The town Santo António was founded in 1502, and was a centre of sugarcane cultivation. In 1695, the Fort of Ponta da Mina was built at the entrance of the bay of Santo António. The town and the fortress were destroyed by French privateers in 1706. From 1753 until 1852, it was the colonial capital of Portuguese São Tomé and Príncipe.

== Climate ==
Santo António has a tropical monsoon climate, with very warm to hot temperatures and oppressive humidity year-round. The average temperature is 24.8 C. The average annual rainfall is 1872 mm, with the least rain in July and the most in October.
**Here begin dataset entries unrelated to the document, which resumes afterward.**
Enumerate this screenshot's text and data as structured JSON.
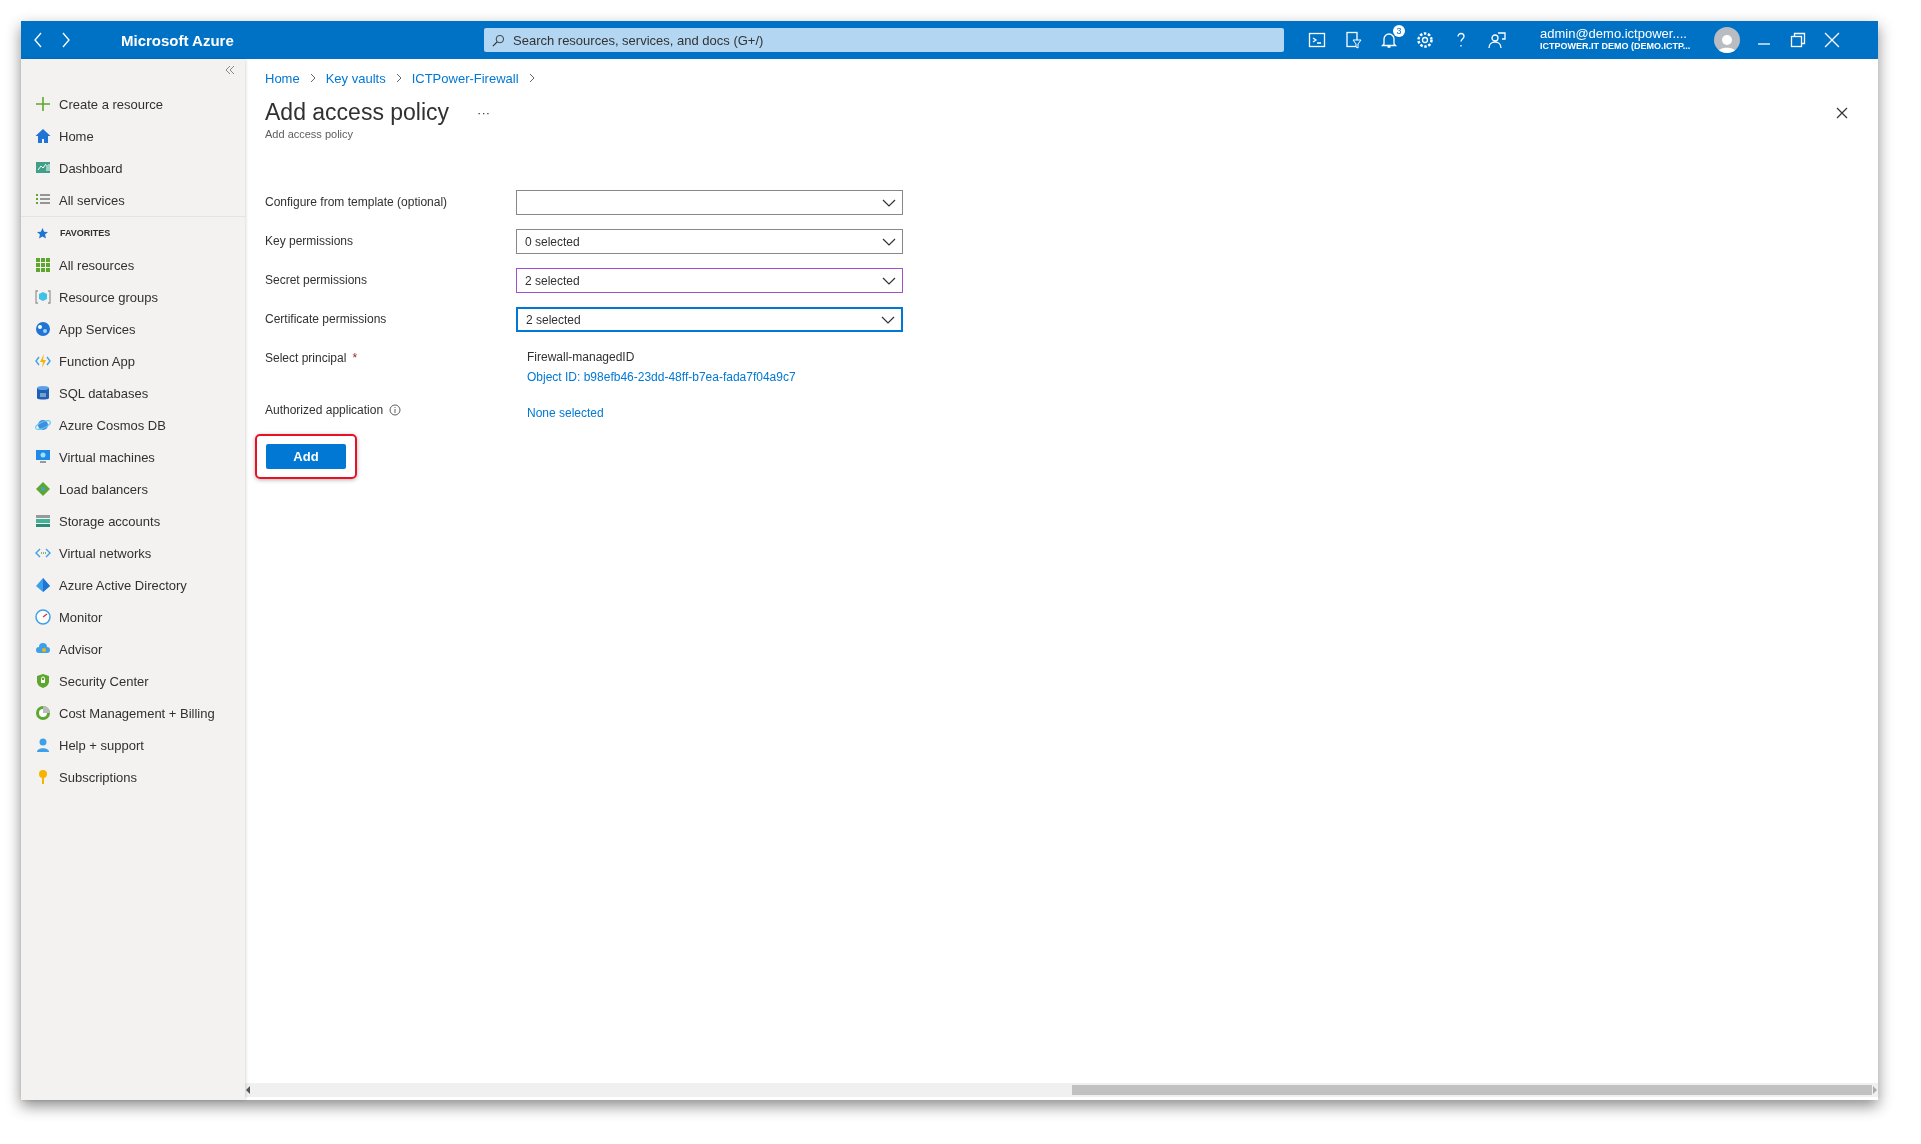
{
  "top_bar": {
    "brand": "Microsoft Azure",
    "search": {
      "placeholder": "Search resources, services, and docs (G+/)"
    },
    "notification_count": "3",
    "account": {
      "email": "admin@demo.ictpower....",
      "directory": "ICTPOWER.IT DEMO (DEMO.ICTP..."
    }
  },
  "sidebar": {
    "items": [
      {
        "kind": "plus",
        "label": "Create a resource"
      },
      {
        "kind": "home",
        "label": "Home"
      },
      {
        "kind": "dashboard",
        "label": "Dashboard"
      },
      {
        "kind": "list",
        "label": "All services"
      }
    ],
    "favorites_label": "FAVORITES",
    "favorites": [
      {
        "kind": "grid",
        "label": "All resources"
      },
      {
        "kind": "cube",
        "label": "Resource groups"
      },
      {
        "kind": "globe",
        "label": "App Services"
      },
      {
        "kind": "bolt",
        "label": "Function App"
      },
      {
        "kind": "sql",
        "label": "SQL databases"
      },
      {
        "kind": "planet",
        "label": "Azure Cosmos DB"
      },
      {
        "kind": "monitor",
        "label": "Virtual machines"
      },
      {
        "kind": "diamond",
        "label": "Load balancers"
      },
      {
        "kind": "storage",
        "label": "Storage accounts"
      },
      {
        "kind": "code",
        "label": "Virtual networks"
      },
      {
        "kind": "pyramid",
        "label": "Azure Active Directory"
      },
      {
        "kind": "gauge",
        "label": "Monitor"
      },
      {
        "kind": "cloud",
        "label": "Advisor"
      },
      {
        "kind": "shield",
        "label": "Security Center"
      },
      {
        "kind": "coin",
        "label": "Cost Management + Billing"
      },
      {
        "kind": "person",
        "label": "Help + support"
      },
      {
        "kind": "key",
        "label": "Subscriptions"
      }
    ]
  },
  "breadcrumb": [
    "Home",
    "Key vaults",
    "ICTPower-Firewall"
  ],
  "title": "Add access policy",
  "more_button": "···",
  "subtitle": "Add access policy",
  "form": [
    {
      "kind": "dropdown",
      "label": "Configure from template (optional)",
      "hovered": false,
      "focused": false
    },
    {
      "kind": "dropdown",
      "label": "Key permissions",
      "value": "0 selected",
      "hovered": false,
      "focused": false
    },
    {
      "kind": "dropdown",
      "label": "Secret permissions",
      "value": "2 selected",
      "hovered": true,
      "focused": false
    },
    {
      "kind": "dropdown",
      "label": "Certificate permissions",
      "value": "2 selected",
      "hovered": false,
      "focused": true
    },
    {
      "kind": "principal",
      "label": "Select principal",
      "required_mark": "*",
      "name": "Firewall-managedID",
      "object_id": "Object ID: b98efb46-23dd-48ff-b7ea-fada7f04a9c7"
    },
    {
      "kind": "link",
      "label": "Authorized application",
      "info": true,
      "value": "None selected"
    }
  ],
  "add_button": {
    "label": "Add",
    "highlighted": true
  }
}
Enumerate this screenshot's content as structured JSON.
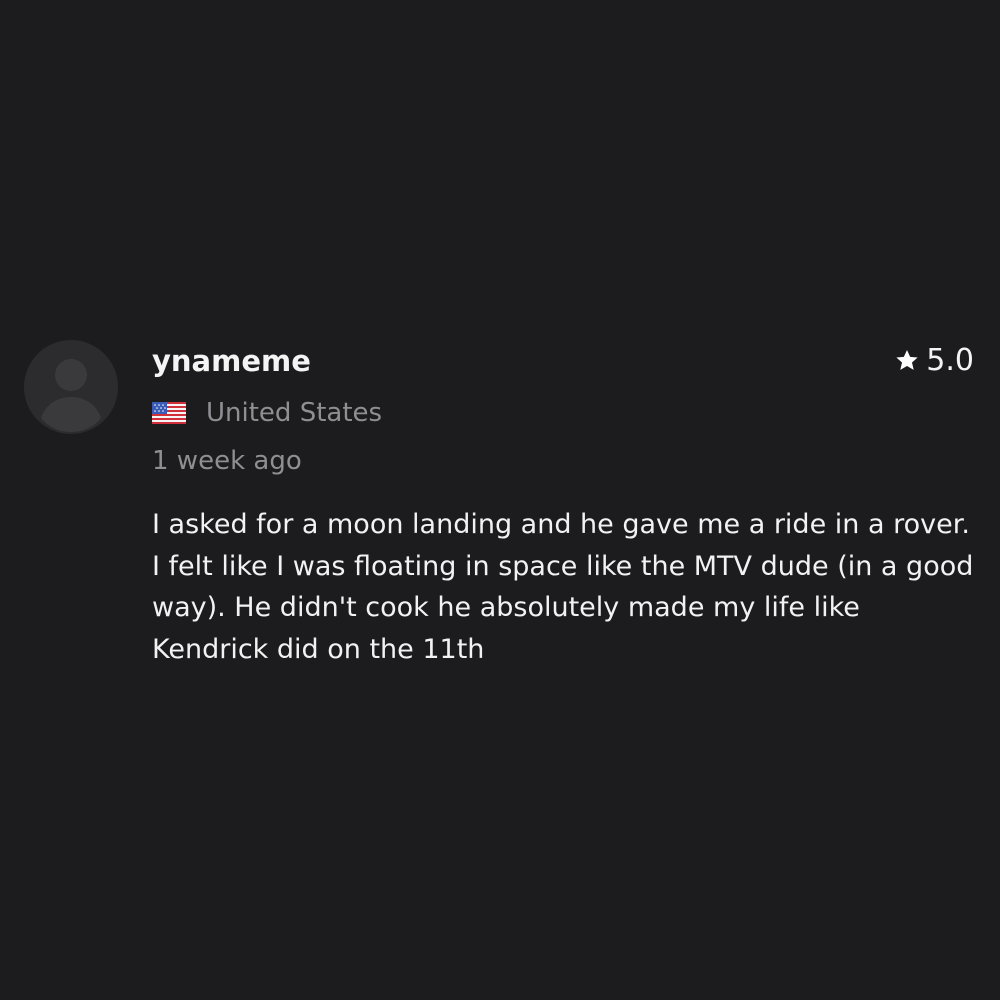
{
  "review": {
    "avatar_icon": "user-silhouette-icon",
    "username": "ynameme",
    "rating": {
      "icon": "star-icon",
      "value": "5.0"
    },
    "location": {
      "flag_icon": "us-flag-icon",
      "country": "United States"
    },
    "timestamp": "1 week ago",
    "text": "I asked for a moon landing and he gave me a ride in a rover. I felt like I was floating in space like the MTV dude (in a good way). He didn't cook he absolutely made my life like Kendrick did on the 11th"
  },
  "colors": {
    "background": "#1c1c1e",
    "avatar_background": "#2c2c2e",
    "avatar_silhouette": "#3a3a3c",
    "primary_text": "#f2f2f2",
    "secondary_text": "#8e8e93"
  }
}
Climate data for Santo Antonio
| Month | Jan | Feb | Mar | Apr | May | Jun | Jul | Aug | Sep | Oct | Nov | Dec | Year |
| Mean daily maximum °C (°F) | 29.0 (84.2) | 29.6 (85.3) | 29.6 (85.3) | 29.4 (84.9) | 28.8 (83.8) | 27.6 (81.7) | 26.8 (80.2) | 27.1 (80.8) | 27.4 (81.3) | 27.5 (81.5) | 28.2 (82.8) | 28.6 (83.5) | 28.3 (82.9) |
| Daily mean °C (°F) | 25.5 (77.9) | 24.8 (76.6) | 25.8 (78.4) | 25.8 (78.4) | 25.4 (77.7) | 24.2 (75.6) | 23.5 (74.3) | 23.8 (74.8) | 24.3 (75.7) | 24.4 (75.9) | 24.8 (76.6) | 25.2 (77.4) | 24.8 (76.6) |
| Mean daily minimum °C (°F) | 22.0 (71.6) | 20.0 (68.0) | 22.0 (71.6) | 22.1 (71.8) | 21.9 (71.4) | 20.7 (69.3) | 20.2 (68.4) | 20.4 (68.7) | 21.2 (70.2) | 21.4 (70.5) | 21.4 (70.5) | 21.8 (71.2) | 21.2 (70.2) |
| Average rainfall mm (inches) | 113 (4.4) | 105 (4.1) | 186 (7.3) | 233 (9.2) | 229 (9.0) | 89 (3.5) | 21 (0.8) | 36 (1.4) | 146 (5.7) | 398 (15.7) | 174 (6.9) | 142 (5.6) | 1,872 (73.6) |
| Average rainy days (≥ 0.1 mm) | 14 | 11 | 16 | 18 | 18 | 14 | 7 | 12 | 21 | 25 | 18 | 14 | 188 |
| Average relative humidity (%) | 88 | 86 | 86 | 87 | 88 | 83 | 83 | 83 | 86 | 89 | 88 | 87 | 86 |
Source: Deutscher Wetterdienst

==Transportation==
Príncipe Airport lies 3 km north of the town. It offers flights to São Tomé International Airport on STP Airways and Africa's Connection STP.

==Sports==
The town has the only sports facility on the island, Estádio Regional 13 de Junho. The facility is home to the football clubs Sporting Clube do Príncipe and GD Os Operários.

==Twin towns==
Santo António is twinned with the Portuguese cities of Aveiro and Faro.